Foto: Richard Schelton
Winter bis in den Sommer
Das Klima ist sowohl in Nordrussland als auch in MV kontinental-gemäßigt. Aber in Russland dauert der Winter ein klein wenig länger - man spricht von acht winterlichen Monaten im Jahr. Auch im Juni liegt manchmal noch Schnee. Fast jeden Winter bekommen die Schüler bei starkem Frost kältefrei: Ab minus 30 Grad dürfen sie zu Hause bleiben.
Sonne bringt Wonne
Schnee gibt es in Norddeutschland relativ selten, und dann auch meist nur im Januar und Februar - der Winter 2017/18 war da eine eisige Ausnahme. Im Sommer kann es dafür richtig heiß werden, was natürlich die Urlauber freut. Oder es regnet den ganzen Sommer durch, wie 2017.
Foto: Christoph Jahn
Beliebtestes Reiseziel
In Deutschland sind
Nord- und Ostsee trotz ihrer meist kühlen Temperaturen bei Touristen sehr gefragt. Kein Wunder, sind sie doch die einzigen Meere des Landes.

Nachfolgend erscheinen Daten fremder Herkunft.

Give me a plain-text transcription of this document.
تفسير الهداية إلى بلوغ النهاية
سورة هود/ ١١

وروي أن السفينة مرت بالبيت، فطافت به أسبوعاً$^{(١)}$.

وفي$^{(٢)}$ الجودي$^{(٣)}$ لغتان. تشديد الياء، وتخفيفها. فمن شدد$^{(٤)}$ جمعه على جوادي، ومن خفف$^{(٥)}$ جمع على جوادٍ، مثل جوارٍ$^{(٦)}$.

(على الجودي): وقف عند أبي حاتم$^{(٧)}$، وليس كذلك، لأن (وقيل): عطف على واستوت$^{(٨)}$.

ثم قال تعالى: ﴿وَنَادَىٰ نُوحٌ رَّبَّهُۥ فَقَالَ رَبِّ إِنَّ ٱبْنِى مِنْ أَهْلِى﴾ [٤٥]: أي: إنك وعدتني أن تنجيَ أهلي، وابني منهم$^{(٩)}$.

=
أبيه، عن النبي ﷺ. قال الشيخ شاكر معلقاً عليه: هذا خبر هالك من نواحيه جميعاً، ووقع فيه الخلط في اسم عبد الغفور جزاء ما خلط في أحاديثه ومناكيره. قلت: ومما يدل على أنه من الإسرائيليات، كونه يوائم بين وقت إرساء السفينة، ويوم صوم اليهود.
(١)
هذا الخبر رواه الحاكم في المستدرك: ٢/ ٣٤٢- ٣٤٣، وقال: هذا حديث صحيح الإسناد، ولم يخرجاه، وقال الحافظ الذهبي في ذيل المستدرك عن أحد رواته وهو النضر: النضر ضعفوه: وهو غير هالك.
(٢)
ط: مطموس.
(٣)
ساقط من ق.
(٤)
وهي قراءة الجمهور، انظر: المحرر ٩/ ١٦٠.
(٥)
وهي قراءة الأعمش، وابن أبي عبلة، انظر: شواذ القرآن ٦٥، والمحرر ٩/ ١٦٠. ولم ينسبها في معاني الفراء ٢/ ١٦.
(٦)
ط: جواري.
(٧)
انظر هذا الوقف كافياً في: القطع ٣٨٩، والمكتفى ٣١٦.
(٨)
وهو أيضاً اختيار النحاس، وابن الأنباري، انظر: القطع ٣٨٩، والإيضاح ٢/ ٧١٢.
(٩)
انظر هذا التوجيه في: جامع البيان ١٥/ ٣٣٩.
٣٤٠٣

Mecklenburg-Vorpommern mit Badeorten wie Warnemünde oder Kühlungsborn und den Inseln Rügen und Usedom ist sogar das beliebteste Sommerreiseziel des Landes.
Foto: Bernd Wüstneck
Weiße Nächte und viel Natur
Der russische Norden war bisher kein beliebtes Reiseziel, weil es dort kein warmes Meer gibt - der wichtigste Faktor für Russen im Urlaub. Aber auch Kultur- und Wandertourismus nimmt zu. In Karelien und Komi liegen viele Naturschutzgebiete und Nationalparks. Beliebt sind in Nordrussland die „weißen Nächte“ rund um die Sommersonnenwende, die sogar noch spektakulärer sind als in St. Petersburg.
Dialekte und Sprachen
Die niederdeutsche Sprache wird auch Plattdeutsch genannt. Viele Kinder lernen es sogar (wieder) in der Schule. Im Teilen Schleswigs wird daneben noch Dänisch und Nordfriesisch gesprochen. Dort gibt es sogar zweisprachige Ortsschilder.
Foto: Tina Jordan
Denkmal für einen Umlaut
Auch in Nordrussland gibt es Dialekte. In der Republik Komi wird außer Russisch noch Komi gesprochen. Deswegen gibt es dort ebenfalls zweisprachige Ortsschilder. Und dem Umlaut, den es in Komi, aber nicht im Russischen gibt, wurde sogar ein Denkmal errichtet.
Heißer Sommer hier wie dort
Übrigens kann es im Sommer auch im Norden Russlands richtig heiß werden – heißer sogar noch, als es im Supersommer 2018 in Norddeutschland war. Auf jeden Fall lohnt es sich, beide Regionen einmal zu besuchen. So kann man sich selber ein Bild machen.